Os mijões e os beberrões, versão moderna dos perseguidos do entrudo, são em boa medida os jovens bronzeados da Zona Sul, contra os quais seus condôminos, tão pretensamente civilizados quanto os do século passado, são capazes de jogar até bomba, como aconteceu dois anos atrás no bairro do Leblon, um dos epicentros da movimentação das placas tectônicas que se acomodam numa multidão que se espraia pela orla pelas ruas capilares. Quem busca civilidade, ou clama por ela, divide o mesmo bairro, a mesma moradia, a mesma condição social de quem reinventa o carnaval de rua.
Essa geração inverteu a mão da direção das estradas que conduzem ao reinado de Momo: pôs nas ruas, no último carnaval, mais de cinco milhões de pessoas, dos quais um milhão e duzentos mil turistas, segundo estatísticas oficiais. Bate em números o carnaval de Salvador, que era considerado, faz pouquíssimo tempo, o “verdadeiro carnaval popular”, mesmo que o critério para o que seja popular encapsule por entre pobres carregadores de cordas uma multidão com seus caríssimos abadás. De acordo com as estatísticas divulgadas por órgãos municipais, um milhão e setecentas mil pessoas participaram do carnaval de Salvador.
Linguagem do espetáculo
O som que vem das ruas restaura a singularidade e a riqueza estética que fez do Rio de Janeiro a cidade por excelência do carnaval, deslocando, depois de séculos, o eixo carnavalesco do continente europeu para o Novo Mundo. Nenhuma outra cidade junta, como atrações principais do carnaval, a estética da competição-espetáculo e a da espontaneidade. É assim desde dois séculos: as grandes sociedades e os ranchos, regidos pela competição entre si, mesmerizavam o público, faziam-no impactar-se pelo deslumbramento, pela emoção, o que só era possível pelo senso de organização com que essas essa agremiações eram comandadas no desfile. Já as mais variadas formas de brincar o carnaval nas ruas eram o outro lado da moeda. Os bailes, embora restritos à elite, também estavam na lógica do espontâneo, posto que as altas classes queriam brincar o carnaval.
Com o declínio do carnaval de rua e a ascensão das escolas de samba nos anos 1960, a lógica da competição-espetáculo passou paulatinamente a predominar até desaguar na grandiloquente definição de “O maior espetáculo da terra” para o que se vê no Sambódromo.
Os anos 1960 não foram revolucionários apenas na política, na música e nos costumes. Imprimiram mudanças radicais no carnaval brasileiro: transformaram em cinzas o carnaval das marchinhas e dos bondes, deram impulso às escolas de samba para que se juntassem ao samba como representação nacional. E, mais uma vez, lado a lado dessa “revolução carnavalesca” estava uma nova etapa do desenvolvimento das comunicações no Brasil.
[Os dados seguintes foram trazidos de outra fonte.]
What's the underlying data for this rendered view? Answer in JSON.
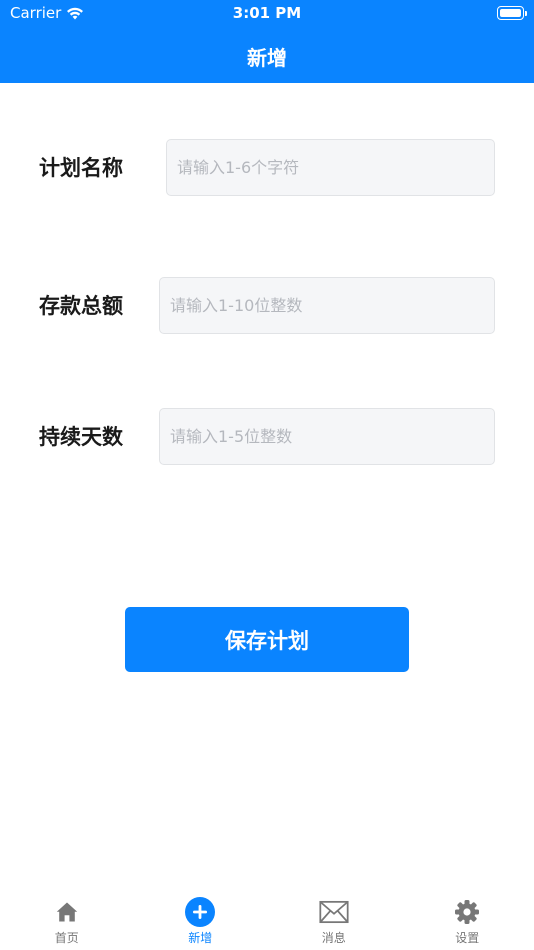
{
  "status_bar": {
    "carrier": "Carrier",
    "time": "3:01 PM"
  },
  "nav": {
    "title": "新增"
  },
  "form": {
    "fields": [
      {
        "label": "计划名称",
        "placeholder": "请输入1-6个字符",
        "value": ""
      },
      {
        "label": "存款总额",
        "placeholder": "请输入1-10位整数",
        "value": ""
      },
      {
        "label": "持续天数",
        "placeholder": "请输入1-5位整数",
        "value": ""
      }
    ],
    "save_label": "保存计划"
  },
  "tabs": [
    {
      "label": "首页",
      "icon": "home-icon",
      "active": false
    },
    {
      "label": "新增",
      "icon": "plus-circle-icon",
      "active": true
    },
    {
      "label": "消息",
      "icon": "envelope-icon",
      "active": false
    },
    {
      "label": "设置",
      "icon": "gear-icon",
      "active": false
    }
  ],
  "colors": {
    "accent": "#0a84ff",
    "inactive": "#777777",
    "input_bg": "#f5f6f8"
  }
}
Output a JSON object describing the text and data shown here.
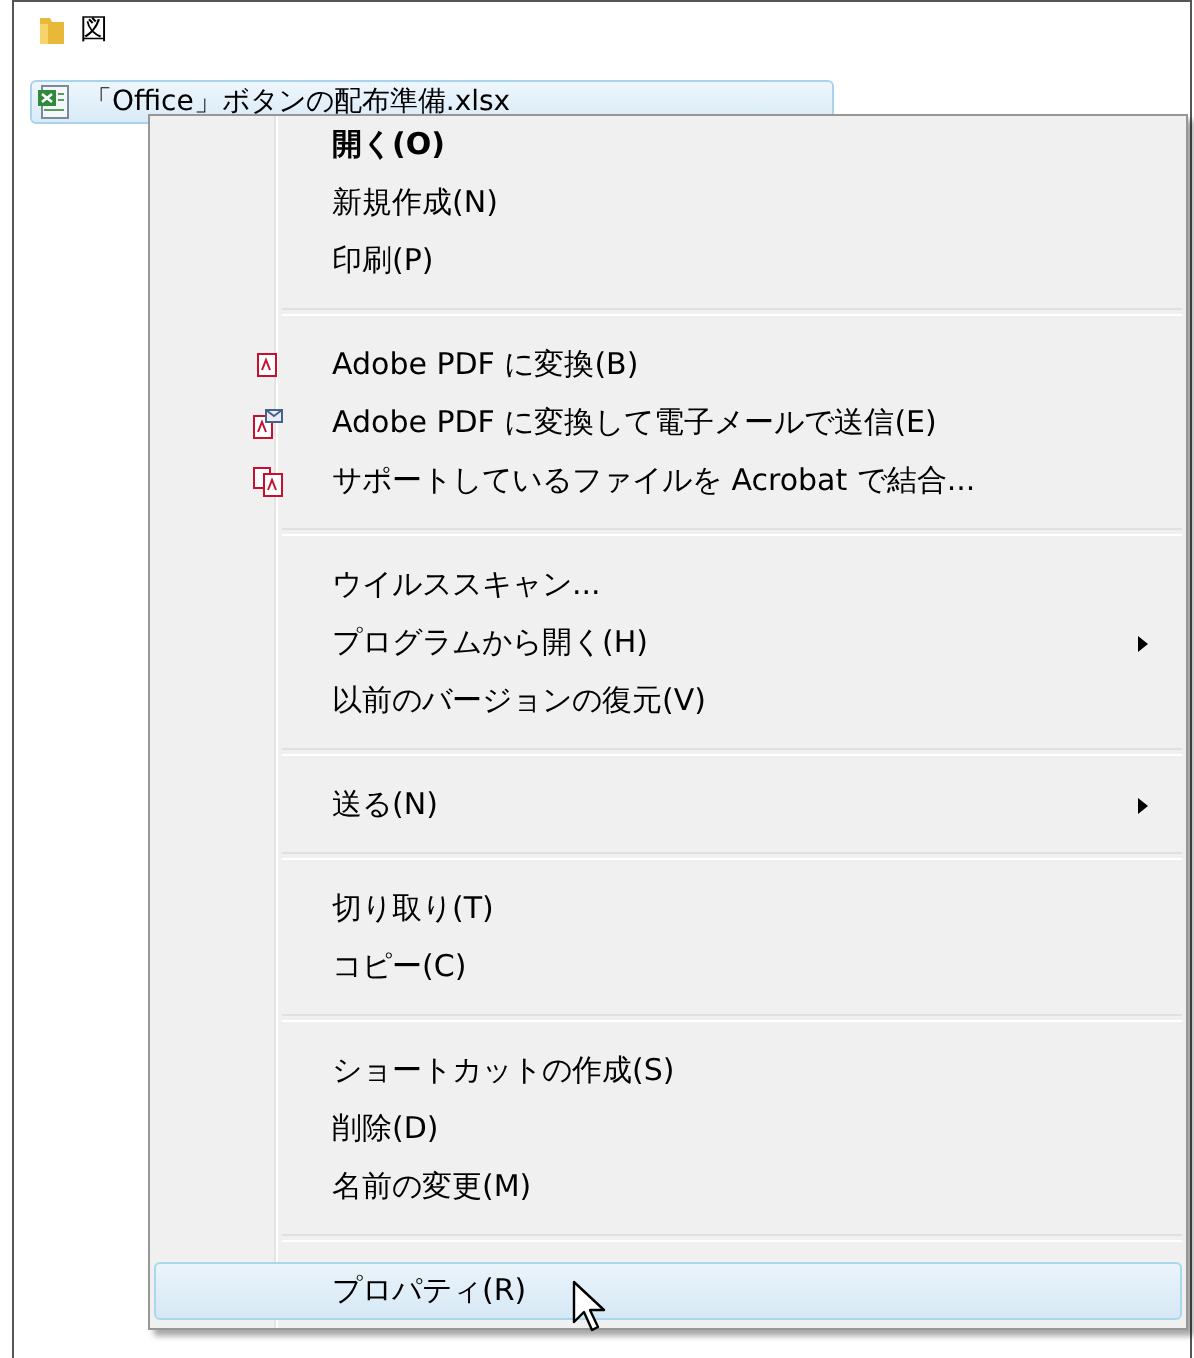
{
  "files": [
    {
      "name": "図",
      "kind": "folder",
      "selected": false
    },
    {
      "name": "「Office」ボタンの配布準備.xlsx",
      "kind": "spreadsheet",
      "selected": true
    }
  ],
  "context_menu": {
    "groups": [
      {
        "items": [
          {
            "label": "開く(O)",
            "kind": "plain",
            "bold": true,
            "submenu": false,
            "selected": false
          },
          {
            "label": "新規作成(N)",
            "kind": "plain",
            "bold": false,
            "submenu": false,
            "selected": false
          },
          {
            "label": "印刷(P)",
            "kind": "plain",
            "bold": false,
            "submenu": false,
            "selected": false
          }
        ]
      },
      {
        "items": [
          {
            "label": "Adobe PDF に変換(B)",
            "kind": "convert",
            "bold": false,
            "submenu": false,
            "selected": false
          },
          {
            "label": "Adobe PDF に変換して電子メールで送信(E)",
            "kind": "email",
            "bold": false,
            "submenu": false,
            "selected": false
          },
          {
            "label": "サポートしているファイルを Acrobat で結合...",
            "kind": "combine",
            "bold": false,
            "submenu": false,
            "selected": false
          }
        ]
      },
      {
        "items": [
          {
            "label": "ウイルススキャン...",
            "kind": "plain",
            "bold": false,
            "submenu": false,
            "selected": false
          },
          {
            "label": "プログラムから開く(H)",
            "kind": "plain",
            "bold": false,
            "submenu": true,
            "selected": false
          },
          {
            "label": "以前のバージョンの復元(V)",
            "kind": "plain",
            "bold": false,
            "submenu": false,
            "selected": false
          }
        ]
      },
      {
        "items": [
          {
            "label": "送る(N)",
            "kind": "plain",
            "bold": false,
            "submenu": true,
            "selected": false
          }
        ]
      },
      {
        "items": [
          {
            "label": "切り取り(T)",
            "kind": "plain",
            "bold": false,
            "submenu": false,
            "selected": false
          },
          {
            "label": "コピー(C)",
            "kind": "plain",
            "bold": false,
            "submenu": false,
            "selected": false
          }
        ]
      },
      {
        "items": [
          {
            "label": "ショートカットの作成(S)",
            "kind": "plain",
            "bold": false,
            "submenu": false,
            "selected": false
          },
          {
            "label": "削除(D)",
            "kind": "plain",
            "bold": false,
            "submenu": false,
            "selected": false
          },
          {
            "label": "名前の変更(M)",
            "kind": "plain",
            "bold": false,
            "submenu": false,
            "selected": false
          }
        ]
      },
      {
        "items": [
          {
            "label": "プロパティ(R)",
            "kind": "plain",
            "bold": false,
            "submenu": false,
            "selected": true
          }
        ]
      }
    ]
  }
}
As emissoras de rádio – que estavam se adaptando a uma nova realidade, depois do surgimento da televisão – passaram a abriram o microfone para as escolas. Com o advento do videotape, no início dos anos 1960, as emissoras de TV passaram a transmitir flashes dos desfiles das escolas de samba, ainda na Avenida Rio Branco. Pelo que se tem notícia, a TV Continental fez a primeira transmissão em flashes, em 1960. O surgimento da TV em cores, em 1972, fez com que as emissoras de TV dessem mais espaço ao desfile: num primeiro momento, aumentaram a duração dos flashes; depois, passaram a transmiti-lo integralmente.
Há consenso entre os estudiosos da comunicação acerca do papel primordial da televisão no processo que galgou as escolas de samba à posição que ocupam hoje. A transformação de uma manifestação artística num espetáculo não poderia ocorrer sem a transmissão de imagem. Tampouco se daria numa imagem em preto e branco.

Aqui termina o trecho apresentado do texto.